In the stomach of the mosquito, microgametes are produced. The changes in the microgametocytes are striking. Within 10 to 15 minutes the nucleus divides, and 6 to 8 long, heavy flagellum-like microgametes are extruded. This process is known as exflagellation. The microgametes break off and swim freely until they find a macrogamete. Fertilization takes place, and a motile zygote (ookinete) is formed.

The ookinete penetrates into the stomach wall and grows into an oocyst, which forms a ball 50 to 60 u in diameter on the outer surface of the stomach. The oocyst nucleus divides repeatedly and a number of sporoblasts are formed. The nucleus of each sporoblast then divides repeatedly, and eventually each oocyst comes to contain 10,000 or more slender, spindle-shaped sporozoites about 15 u long with a nucleus in the center. These break out of the oocyst into the body cavity and migrate to the salivary glands. They are then injected into a new host when the mosquito bites again. The process of sporozoite development takes 10 days to 3 weeks or longer, depending on the species of Plasmodium, the species of mosquito and the temperature.

Once infected, a mosquito remains infected for life, and can transmit the parasites every time it bites. There is a case on record (James, 1927) of a mosquito which lived from August 5 to November 16 and infected more than 40 general paresis patients as part of their therapy.

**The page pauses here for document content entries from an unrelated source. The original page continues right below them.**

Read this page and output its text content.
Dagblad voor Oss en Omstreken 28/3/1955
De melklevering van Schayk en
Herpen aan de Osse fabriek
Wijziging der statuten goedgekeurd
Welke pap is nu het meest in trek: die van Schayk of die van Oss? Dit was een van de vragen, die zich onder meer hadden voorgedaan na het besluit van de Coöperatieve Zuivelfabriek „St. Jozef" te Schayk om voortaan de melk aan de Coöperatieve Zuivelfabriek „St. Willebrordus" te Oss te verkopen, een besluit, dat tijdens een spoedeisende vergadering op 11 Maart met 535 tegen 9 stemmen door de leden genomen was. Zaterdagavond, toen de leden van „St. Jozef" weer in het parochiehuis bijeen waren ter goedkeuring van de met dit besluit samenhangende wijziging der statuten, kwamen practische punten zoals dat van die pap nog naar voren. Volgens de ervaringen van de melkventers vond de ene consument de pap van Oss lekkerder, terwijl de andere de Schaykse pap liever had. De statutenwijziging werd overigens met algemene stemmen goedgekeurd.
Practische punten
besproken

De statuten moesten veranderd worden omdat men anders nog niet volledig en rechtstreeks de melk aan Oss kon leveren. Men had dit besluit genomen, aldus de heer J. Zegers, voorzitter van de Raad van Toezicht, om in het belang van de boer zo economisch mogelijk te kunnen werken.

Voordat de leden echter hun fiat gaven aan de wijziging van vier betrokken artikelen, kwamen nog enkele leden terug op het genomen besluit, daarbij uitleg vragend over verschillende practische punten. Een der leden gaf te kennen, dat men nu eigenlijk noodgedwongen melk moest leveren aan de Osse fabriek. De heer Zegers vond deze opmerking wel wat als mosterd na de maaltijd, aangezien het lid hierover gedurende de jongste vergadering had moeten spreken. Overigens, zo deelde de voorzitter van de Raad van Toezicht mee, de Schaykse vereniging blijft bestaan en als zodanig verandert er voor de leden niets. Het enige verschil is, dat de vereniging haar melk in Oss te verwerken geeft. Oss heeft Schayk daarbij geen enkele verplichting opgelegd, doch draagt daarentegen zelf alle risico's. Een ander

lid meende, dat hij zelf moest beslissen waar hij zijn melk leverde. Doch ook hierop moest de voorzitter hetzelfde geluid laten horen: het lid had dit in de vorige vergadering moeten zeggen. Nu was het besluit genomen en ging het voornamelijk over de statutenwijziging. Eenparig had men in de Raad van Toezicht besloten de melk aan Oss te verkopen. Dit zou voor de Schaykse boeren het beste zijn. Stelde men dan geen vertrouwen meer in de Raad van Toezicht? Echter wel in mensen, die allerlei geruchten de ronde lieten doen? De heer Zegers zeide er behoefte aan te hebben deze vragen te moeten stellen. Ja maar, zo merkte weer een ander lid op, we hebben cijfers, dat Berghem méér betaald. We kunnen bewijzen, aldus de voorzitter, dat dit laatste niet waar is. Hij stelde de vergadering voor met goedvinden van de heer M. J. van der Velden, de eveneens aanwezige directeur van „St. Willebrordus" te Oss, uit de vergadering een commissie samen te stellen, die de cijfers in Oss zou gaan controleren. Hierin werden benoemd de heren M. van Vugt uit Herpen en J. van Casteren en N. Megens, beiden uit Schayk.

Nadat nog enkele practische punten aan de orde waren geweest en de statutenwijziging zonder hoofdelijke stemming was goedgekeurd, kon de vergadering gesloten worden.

In vivax and malariae malaria, relapses are common and may occur for a number of years after the individual has had his first attack. Between attacks the parasites are ordinarily not found in the blood. What apparently happens is that all the parasites do not leave the liver when the metacryptozoites emerge into the blood stream, but a few remain there and continue to multiply in secret until such time as the body's defenses have decreased sufficiently so that the parasites can again invade the blood.

There are several variations of the above general pattern. In P. falciparum of man, there is only a single generation of metacryptozoites in the liver, and relapses rarely occur. In addition, the schizonts and merozoites of this species are rarely seen in the peripheral blood. Instead, the infected red cells become viscid and clump together in the internal organs.

In the avian species, exoerythrocytic schizogony does not take place in the liver parenchyma, but either in the endothelial cells (P. gallinaceum, P. relictum, P. cathemerium, P. lophurae, P. fallax, P. circumflexum, P. durae, P. juxtanucleare, P. hexamerium) or largely in the haemopoietic cells (P. elongatum, P. vaughani and probably P. huffi and P. rouxi).

In bird malaria also, but not in mammalian malaria, some of the merozoites which have been formed in the erythrocytes are able to enter the tissue cells and develop exoerythrocytically. They are known as phanerozoites, but they do not differ morphologically from the forms derived from sporozoites.

Plasmodium, is haploid thruout its life cycle except for a brief period following fertilization and zygote formation. In a cytologic study of the early oocysts of 7 species of Plasmodium in mosquitoes, Bano (1959) found that the oocysts undergo meiosis 2 to 3 days after the infective blood meal, the time depending on the species. For P. vivax it was 48 hours, for P. gallinaceum 53 to 55 hours, and for P. inui 72 to 79 hours. After that, division is by mitosis.

The haploid number of chromosomes is 2 for P. falciparum, P. malariae, P. ovale, P. lophurae, P. relictum, P. floridense (Wolcott, 1955, 1957), P. vivax, P. knowlesi, P. berghei (Wolcott, 1955, 1957; Bano, 1959), and P. gallinaceum (Bano, 1959); it is 3 for P. gonderi and 4 for P. cynomolgi and P. inui (Bano, 1959).


Various species of Plasmodium have been cultivated in fluid media (Trager, 1947; Anfinsen et al., 1946; Geiman et al., 1946) and in avian embryos and tissue culture (see Pipkin and Jensen, 1958 for a review).